Somewhere On Bourbon Street There Is A Bar Called Papa Etienne’s, And No Matter What You Must Never Go Inside

The muffled sounds of upbeat jazz could be heard through the bar’s blue wooden door, in-tune with the jingle being played on the piano in the corner. Outside, thousands were parading around in skimpy outfits and feathered masks, enjoying the last of the Mardi Gras celebrations. The streets were littered with barely-legal women trading their self-respect for a few measly dollar-store beads. Partiers and drunkards saturated the cobblestone sidewalks while elaborate floats inched their way down the route in a seemingly endless succession.

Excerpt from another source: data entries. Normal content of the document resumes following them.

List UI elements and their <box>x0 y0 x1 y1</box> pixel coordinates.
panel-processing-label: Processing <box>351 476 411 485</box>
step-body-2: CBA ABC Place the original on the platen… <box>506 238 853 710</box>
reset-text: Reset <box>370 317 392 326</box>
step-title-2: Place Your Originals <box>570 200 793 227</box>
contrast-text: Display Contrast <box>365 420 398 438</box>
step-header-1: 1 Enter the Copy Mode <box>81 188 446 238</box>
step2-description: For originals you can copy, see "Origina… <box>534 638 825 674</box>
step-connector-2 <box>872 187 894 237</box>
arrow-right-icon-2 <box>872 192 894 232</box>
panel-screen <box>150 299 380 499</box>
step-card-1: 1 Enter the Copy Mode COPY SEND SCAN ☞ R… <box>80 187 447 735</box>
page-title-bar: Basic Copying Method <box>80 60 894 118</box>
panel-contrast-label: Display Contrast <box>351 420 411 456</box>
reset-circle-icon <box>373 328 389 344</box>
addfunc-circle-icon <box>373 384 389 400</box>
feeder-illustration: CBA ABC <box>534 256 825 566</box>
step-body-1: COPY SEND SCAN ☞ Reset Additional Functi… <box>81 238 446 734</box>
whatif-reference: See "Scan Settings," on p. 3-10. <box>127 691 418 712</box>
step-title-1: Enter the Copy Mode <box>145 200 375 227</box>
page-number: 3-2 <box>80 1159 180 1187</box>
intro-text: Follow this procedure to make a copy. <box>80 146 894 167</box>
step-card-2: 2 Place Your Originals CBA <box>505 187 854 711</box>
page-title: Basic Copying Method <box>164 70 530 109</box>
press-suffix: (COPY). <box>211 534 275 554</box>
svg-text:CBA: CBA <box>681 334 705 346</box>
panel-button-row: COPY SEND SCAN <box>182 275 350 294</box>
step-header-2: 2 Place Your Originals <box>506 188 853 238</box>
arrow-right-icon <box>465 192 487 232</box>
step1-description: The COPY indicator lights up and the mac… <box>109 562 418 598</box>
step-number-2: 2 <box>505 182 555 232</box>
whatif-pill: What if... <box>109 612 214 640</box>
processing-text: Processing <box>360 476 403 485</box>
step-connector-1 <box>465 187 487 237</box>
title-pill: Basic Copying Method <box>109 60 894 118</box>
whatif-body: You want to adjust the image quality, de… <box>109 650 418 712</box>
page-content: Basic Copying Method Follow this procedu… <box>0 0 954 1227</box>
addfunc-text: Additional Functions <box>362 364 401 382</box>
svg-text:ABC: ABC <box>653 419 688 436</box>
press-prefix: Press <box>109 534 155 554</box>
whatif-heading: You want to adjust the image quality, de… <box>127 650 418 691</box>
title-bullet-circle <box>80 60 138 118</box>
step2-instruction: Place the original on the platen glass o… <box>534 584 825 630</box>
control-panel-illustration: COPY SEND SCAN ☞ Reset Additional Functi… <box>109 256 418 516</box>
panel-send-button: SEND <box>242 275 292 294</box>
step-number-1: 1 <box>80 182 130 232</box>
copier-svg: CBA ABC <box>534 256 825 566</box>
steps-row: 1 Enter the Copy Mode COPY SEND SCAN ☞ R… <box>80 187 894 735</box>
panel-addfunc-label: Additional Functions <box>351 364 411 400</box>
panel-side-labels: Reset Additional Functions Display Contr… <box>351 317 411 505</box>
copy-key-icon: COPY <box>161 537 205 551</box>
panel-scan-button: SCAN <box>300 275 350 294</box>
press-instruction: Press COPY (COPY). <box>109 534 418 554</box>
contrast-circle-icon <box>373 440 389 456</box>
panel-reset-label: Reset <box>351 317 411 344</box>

Crews had spent the year preparing for this night, lovingly gluing a craft store’s worth of glitter and feathers on their carnival-esque floats. Moderation was the antithesis of Mardi Gras.

The bar was a lone island refuge in an ocean of overwhelming colors and sounds that had become of the French Quarter. Discreetly nested in a narrow alleyway just outside of Bourbon Street, the dive was surprisingly empty that night. There was only the bartender polishing a glass behind the counter, a stranger at the piano, and me, the man who’d picked the worst time of the year to do some sight-seeing in New Orleans. Call it a rite of passage, if you want, but I’d always wanted to be part of the celebration at least once in my life. Unfortunately, I grew weary of the ceaseless party almost as soon as it began.